An examination of the reported cases bearing upon the question at issue, from that of Wood v. Dwarris, 11 Exch. 493, decided in 1856, which appears to be the earliest one, down to the present time shows that there is a practical unanimity of opinion in the courts in support of the position taken by the plaintiff in this case, and as the law as declared in said cases meets with our entire approval, there is no occasion for a further discussion of the question involved. See Wright v.Mut. Ben. Assn., 43 Hun. 61; Patterson v. Mut. Life Ins.Co., 100 Wis. 118; Clement v. Ins. Co., 101 Tenn. 22;Mareck v. Mut. R.F. Life Assn., 62 Minn. 39.
The cases of Holland v. Chosen Friends, 54 N.J.L. 490, and Ritter v. Mut. Life Ins. Co., 169 U.S. 139, relied on by defendant's counsel, were decided on facts so materially different from those which are presented in the case before us that they do not have much bearing thereon. In the former case the court found that the agreement under which it was claimed that the defendant was precluded from setting up the defence of fraud was not sufficiently clear and unambiguous to warrant the finding contended for by plaintiff, and hence the court was not called upon to decide as to the effect of such a clause as is presented in the case at bar, which is plain and unambiguous and clearly means and was undoubtedly *Page 528 intended to mean that no defence whatever should be interposed by the company after two years, the premiums being paid according to contract during that time.
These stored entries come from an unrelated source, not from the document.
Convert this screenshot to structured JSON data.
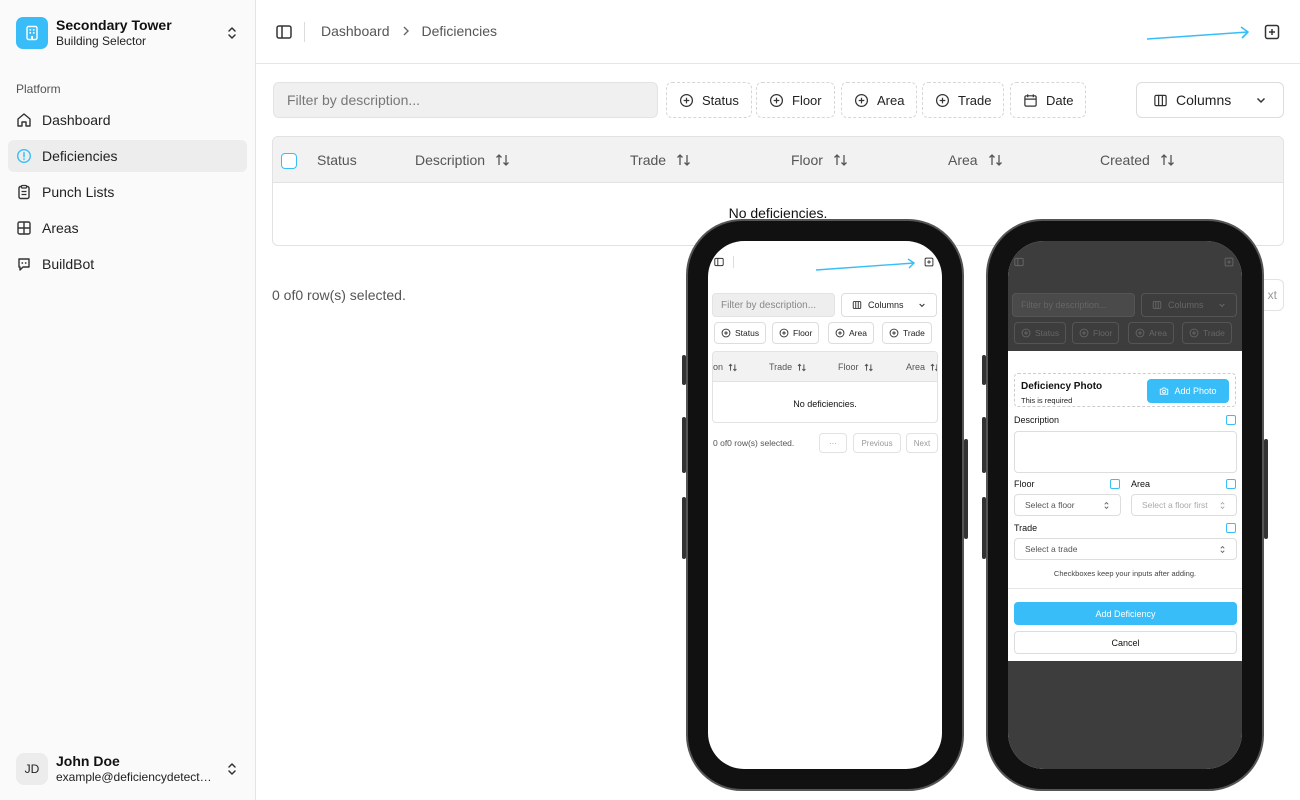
{
  "sidebar": {
    "building": {
      "name": "Secondary Tower",
      "subtitle": "Building Selector"
    },
    "section_label": "Platform",
    "items": [
      {
        "label": "Dashboard",
        "icon": "home-icon"
      },
      {
        "label": "Deficiencies",
        "icon": "alert-circle-icon",
        "active": true
      },
      {
        "label": "Punch Lists",
        "icon": "clipboard-icon"
      },
      {
        "label": "Areas",
        "icon": "layout-grid-icon"
      },
      {
        "label": "BuildBot",
        "icon": "bot-message-icon"
      }
    ],
    "user": {
      "initials": "JD",
      "name": "John Doe",
      "email": "example@deficiencydetect...."
    }
  },
  "header": {
    "breadcrumb": [
      "Dashboard",
      "Deficiencies"
    ]
  },
  "toolbar": {
    "filter_placeholder": "Filter by description...",
    "chips": [
      "Status",
      "Floor",
      "Area",
      "Trade",
      "Date"
    ],
    "columns_label": "Columns"
  },
  "table": {
    "columns": [
      "Status",
      "Description",
      "Trade",
      "Floor",
      "Area",
      "Created"
    ],
    "empty_text": "No deficiencies.",
    "selection_text": "0 of0 row(s) selected.",
    "next_partial": "xt"
  },
  "phone1": {
    "filter_placeholder": "Filter by description...",
    "columns_label": "Columns",
    "chips": [
      "Status",
      "Floor",
      "Area",
      "Trade"
    ],
    "columns": [
      "on",
      "Trade",
      "Floor",
      "Area"
    ],
    "empty_text": "No deficiencies.",
    "selection_text": "0 of0 row(s) selected.",
    "more_label": "···",
    "previous_label": "Previous",
    "next_label": "Next"
  },
  "phone2": {
    "bg": {
      "filter_placeholder": "Filter by description...",
      "columns_label": "Columns",
      "chips": [
        "Status",
        "Floor",
        "Area",
        "Trade"
      ]
    },
    "form": {
      "photo_title": "Deficiency Photo",
      "photo_required": "This is required",
      "add_photo_label": "Add Photo",
      "description_label": "Description",
      "floor_label": "Floor",
      "area_label": "Area",
      "floor_placeholder": "Select a floor",
      "area_placeholder": "Select a floor first",
      "trade_label": "Trade",
      "trade_placeholder": "Select a trade",
      "note": "Checkboxes keep your inputs after adding.",
      "submit_label": "Add Deficiency",
      "cancel_label": "Cancel"
    }
  },
  "colors": {
    "accent": "#38bdf8",
    "arrow": "#38bdf8"
  }
}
In the latter case the court held that the suicide of the insured, while in his sound mind, avoided the policy notwithstanding the stipulation therein that "after two years from the date of the policy the only conditions that should be binding on the holder of the policy were that `he shall pay the premiums at the time and place and in the manner stipulated in the policy, and that the requirements of the company as to age and military or naval service in time of war shall be observed;' that in all other respects, if the policy matured after the expiration of two years, the payment of the sum insured should not be disputed; and that the party whose life was insured should always wear a suitable truss." The court said: "These provisions of the contract tend to show that the death referred to in the policy was a death occurring in the ordinary course of the life of the assured, and not by his own violent act designed to bring about that event."
What the effect of the suicide of the insured would be on a policy like those here involved we are not called upon to decide.
Demurrer sustained, and case remanded for trial on the merits.